The once Grand Lady will live on a bit longer, feeding off her once grand legacy...but she stands on shaky ground, no longer supported by the blue collar dock worker, no longer riding upon the broad shoulders of those who worked the fishing nets.   She now lives on in ill repute, is beginning to smell just a bit as those around her embrace a cradle to grave socialism that promises to destroy them.

Sad.  Damned Sad.

7 comments:

Anonymous said...

I was born in 1958 in this great city. And I have seen it all. You hit the nail on the head. Especially about the illegal people. They have ruined this great city, along with our so called leaders.

A Modest Scribler said...

Anon, thanks for visiting, and taking the time to comment.

Not long ago I read a profile of Nancy Pelosi, written by her. She is apparently so militantly liberal and left wing that, in the 70's, when contemplating the purchase of a home that she and her husband both admired, refused to buy the home because it had once been owned by a Republican who had served on Nixon's election campaign.

Sadly, she's not the only liberal nut job; you have thousands of them running city, county and state government.

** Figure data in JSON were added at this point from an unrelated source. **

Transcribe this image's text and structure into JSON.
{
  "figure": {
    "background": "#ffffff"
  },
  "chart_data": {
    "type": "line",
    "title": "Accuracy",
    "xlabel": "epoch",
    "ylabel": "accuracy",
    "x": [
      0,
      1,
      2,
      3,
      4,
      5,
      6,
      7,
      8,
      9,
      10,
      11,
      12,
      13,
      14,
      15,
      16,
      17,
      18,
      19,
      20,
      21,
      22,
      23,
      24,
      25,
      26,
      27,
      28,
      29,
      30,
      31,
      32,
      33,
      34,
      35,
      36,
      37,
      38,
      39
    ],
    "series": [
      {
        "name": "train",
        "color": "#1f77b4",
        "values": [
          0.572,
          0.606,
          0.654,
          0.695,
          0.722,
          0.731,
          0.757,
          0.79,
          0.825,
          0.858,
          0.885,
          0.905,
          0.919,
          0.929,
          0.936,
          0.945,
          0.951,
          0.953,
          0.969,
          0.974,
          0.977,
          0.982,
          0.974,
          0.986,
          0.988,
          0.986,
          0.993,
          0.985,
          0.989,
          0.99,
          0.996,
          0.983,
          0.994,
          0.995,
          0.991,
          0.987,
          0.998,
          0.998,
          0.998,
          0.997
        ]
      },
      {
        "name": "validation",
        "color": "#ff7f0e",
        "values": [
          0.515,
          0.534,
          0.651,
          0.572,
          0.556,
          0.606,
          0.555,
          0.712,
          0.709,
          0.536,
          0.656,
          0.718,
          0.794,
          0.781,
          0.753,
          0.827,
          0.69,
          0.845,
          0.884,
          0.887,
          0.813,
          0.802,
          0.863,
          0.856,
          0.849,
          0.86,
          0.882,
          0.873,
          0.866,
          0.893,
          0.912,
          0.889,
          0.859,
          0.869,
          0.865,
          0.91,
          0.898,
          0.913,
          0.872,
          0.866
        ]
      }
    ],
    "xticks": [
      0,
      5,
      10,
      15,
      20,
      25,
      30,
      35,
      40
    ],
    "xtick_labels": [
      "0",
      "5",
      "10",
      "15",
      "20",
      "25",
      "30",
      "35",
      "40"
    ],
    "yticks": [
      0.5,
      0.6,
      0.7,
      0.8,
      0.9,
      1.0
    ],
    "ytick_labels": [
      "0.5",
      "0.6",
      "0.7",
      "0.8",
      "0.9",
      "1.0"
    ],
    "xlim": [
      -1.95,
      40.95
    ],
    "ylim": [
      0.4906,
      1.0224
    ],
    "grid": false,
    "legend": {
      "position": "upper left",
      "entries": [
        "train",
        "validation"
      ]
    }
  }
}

Thus, the "brownshirt" legislation that always seems to punish law abiding tax payers and reward those who are lazy and slothful.

My condolences.

Sfj said...

I came to this town in the mid-sixties, I wild-eyed idealist courting the Turn On, Tune In and Drop Out sub-culture.

It was fun while it lasted. However, I stayed and courted the opposite side just as enthusiastically.

I still love San Francisco. I don't own a snow shovel or an air conditioner.

Yes, the extreme liberals have ruined the greatness that once was.

A Modest Scribler said...

Sfj, yeah, I was 18 when I visited during the Sumer of Love; everything was cool for an eighteen year old that is enamored by free love and protesting the oldsters, but, like you, I grew up. I started raising a family, paying taxes, and monitoring those who I was supporting with my taxes...and not liking it one bit. San Francisco and other California liberals seemed to never have grown up.

David said...

I can attest to this. My dad was in the navy during the eighties and said San Francisco was one of the most beautiful cities on Earth. He took our family there last year and I really liked the Palace of Fine Arts. He was sad that it had become overrun with homeless though and said if he were mayor he'd just round them all up into shelters.

A Modest Scribler said...

Thanks for sharing, David.

Ken said...

Having lived here all my life alot of first took place in SF. Can't talk about some of those here, but can assure you they were all beautiful memories. I am so sad to see it today. My old mother came back from a day trip to report that naked men came into a restaurant they went to. The Mission district, once a great place is just the shits, run over with bums and illegals all looking at you with threatening glares. I just hate the leadership in this state. I see it is now the third least free state in the nation and probably the first most undesirable by real Americans. Good bye San Fran and See Ya Kali. My home sent to the shit pile thank you democrat party.